Le privé connaît des ratés, mettent en garde les médecins britanniques

Lisa-Marie Gervais
Le Devoir
18 août 2007

La récente entente signée entre l'hôpital du Sacré-Coeur et la clinique Rockland MD et la recommandation faite au gouvernement fédéral par l'Association médicale canadienne d'amender la Loi canadienne sur la santé l'ont prouvé: la privatisation est dans l'air. Or, l'un des systèmes privés par excellence, celui de la Grande-Bretagne, semble connaître des ratés.

Souvent citée lorsqu'il s'agit de vanter les mérites d'un système de santé privatisé, la Grande-Bretagne pourrait bien ne plus incarner l'exemple parfait du succès de ce modèle. Dans une lettre écrite par deux de ses membres, l'Association des consultants du Service national de la santé (NHSCA), une organisation britannique comptant 650 spécialistes de diverses disciplines se disant en faveur d'un système public de santé, suggère à l'Association médicale canadienne (AMC) de se méfier des pièges du privé.

«Ceux qui sont en faveur de la privatisation font souvent référence à "l'expérience britannique" comme preuve que le secteur privé peut faire sauver de l'argent au système public. [...] La réalité est toutefois que cet argent a été essentiellement consacré à la réduction de listes d'attente en chirurgies non urgentes particulièrement sensibles d'un point de vue politique et qu'elle a été réalisée au moyen d'ententes dispendieuses et insoutenables avec le secteur privé», peut-on lire dans la lettre signée par les Dr Jacky Davis et Peter Fisher.

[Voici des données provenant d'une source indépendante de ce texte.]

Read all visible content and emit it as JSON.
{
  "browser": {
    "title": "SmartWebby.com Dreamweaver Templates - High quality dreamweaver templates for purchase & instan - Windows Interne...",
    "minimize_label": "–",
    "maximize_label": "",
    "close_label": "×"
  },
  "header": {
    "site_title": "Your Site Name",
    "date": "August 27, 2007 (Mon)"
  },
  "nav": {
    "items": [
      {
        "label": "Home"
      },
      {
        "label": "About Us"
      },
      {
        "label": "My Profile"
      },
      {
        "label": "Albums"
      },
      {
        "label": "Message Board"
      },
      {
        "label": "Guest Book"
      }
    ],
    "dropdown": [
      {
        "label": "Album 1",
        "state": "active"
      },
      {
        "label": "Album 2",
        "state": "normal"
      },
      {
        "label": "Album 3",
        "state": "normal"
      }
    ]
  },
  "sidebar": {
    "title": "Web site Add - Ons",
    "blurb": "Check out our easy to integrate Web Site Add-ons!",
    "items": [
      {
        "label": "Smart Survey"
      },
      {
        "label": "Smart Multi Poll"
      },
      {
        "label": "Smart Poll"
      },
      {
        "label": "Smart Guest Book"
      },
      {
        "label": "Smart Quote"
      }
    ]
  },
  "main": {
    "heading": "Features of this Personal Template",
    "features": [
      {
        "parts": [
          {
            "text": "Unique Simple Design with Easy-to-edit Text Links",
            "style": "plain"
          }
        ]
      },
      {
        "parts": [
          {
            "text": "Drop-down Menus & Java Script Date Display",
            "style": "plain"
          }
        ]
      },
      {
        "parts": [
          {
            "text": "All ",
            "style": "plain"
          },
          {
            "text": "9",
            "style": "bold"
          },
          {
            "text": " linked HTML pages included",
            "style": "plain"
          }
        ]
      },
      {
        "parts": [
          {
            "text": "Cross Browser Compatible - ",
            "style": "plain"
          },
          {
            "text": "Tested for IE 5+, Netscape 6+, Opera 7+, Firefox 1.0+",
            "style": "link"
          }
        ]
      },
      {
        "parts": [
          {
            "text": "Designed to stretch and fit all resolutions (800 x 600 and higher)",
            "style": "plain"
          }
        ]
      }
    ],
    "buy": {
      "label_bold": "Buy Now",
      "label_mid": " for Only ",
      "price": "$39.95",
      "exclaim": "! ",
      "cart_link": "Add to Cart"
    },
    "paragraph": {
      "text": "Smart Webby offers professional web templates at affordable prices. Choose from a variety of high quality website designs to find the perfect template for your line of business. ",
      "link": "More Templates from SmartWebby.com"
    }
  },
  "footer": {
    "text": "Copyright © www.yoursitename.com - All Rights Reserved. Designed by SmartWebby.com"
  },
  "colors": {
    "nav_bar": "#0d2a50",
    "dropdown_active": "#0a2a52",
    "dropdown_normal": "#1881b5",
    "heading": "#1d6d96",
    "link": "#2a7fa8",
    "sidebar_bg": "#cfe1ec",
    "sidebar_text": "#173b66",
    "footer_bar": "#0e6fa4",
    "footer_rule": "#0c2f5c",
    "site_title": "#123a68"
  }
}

Le nouveau ministre de la Santé et les gouvernements d'Écosse et du pays de Galles envisagent même de prendre du recul par rapport à la privatisation du système de santé, y apprend-on.

Il y a deux ans, une autre lettre de la NHSCA avait été écrite à l'AMC pour qu'elle soit informée «des erreurs commises dans [le] pays» et l'inviter à rejeter «le genre de politique de marché qui mène à la privatisation».

«Nous devons affirmer que ni le paiement par résultats, ni le recours accru au secteur privé, ni l'ordre du jour du libre choix du patient n'ont donné les résultats escomptés. Au contraire, ces réformes ont abouti à un service public déstabilisé et en mauvais état», concluent les auteurs de la lettre.

Cette interpellation survient alors que se réuniront demain à Vancouver les médecins membres de l'AMC pour discuter du financement par activité. Selon le Syndicat canadien de la fonction publique (SCFP), ce système propose de financer les soins de santé selon le volume et le type de services plutôt que par un financement global et favoriserait les cliniques spécialisées tout comme il réduirait les effectifs des hôpitaux.

«La mise en concurrence, la performance... on a créé des incitatifs qui ont des effets pervers encore plus graves. Le premier, c'est la perte de ressources. On va se retrouver avec des médecins qui ont la langue qui pend encore plus à terre, souligne Claude Généreux, secrétaire-trésorier national du SCFP. C'est un jeu à somme zéro, si on a 100 médecins qui peuvent opérer et qu'on envoie 40 d'entre eux vers les cliniques privées, c'est 40 personnes de moins dans les hôpitaux publics.»

Le syndicat, qui admet avoir voulu se faire l'écho de ces médecins britanniques qui décrient leur propre système de santé réformé, s'inquiète du rôle accru des médecins du secteur privé en faveur duquel plaidait l'AMC il y a trois semaines dans son document de politique. Suscitant déjà la controverse en raison de son penchant pour le privé, le nouveau président de cette association de 60 000 médecins, Brian Day, entrera en fonction au terme de l'assemblée de deux jours qui commence demain. Orthopédiste de formation, M. Day a participé en 1995 à la création du Cambie Surgery Centre de Vancouver, qui abrite une clinique de soins spécialisés et un hôpital comptant des salles d'opération et des chambres privées.

Par crainte de relancer le débat public-privé, l'Association médicale canadienne a informé Le Devoir qu'elle ne voulait pas commenter.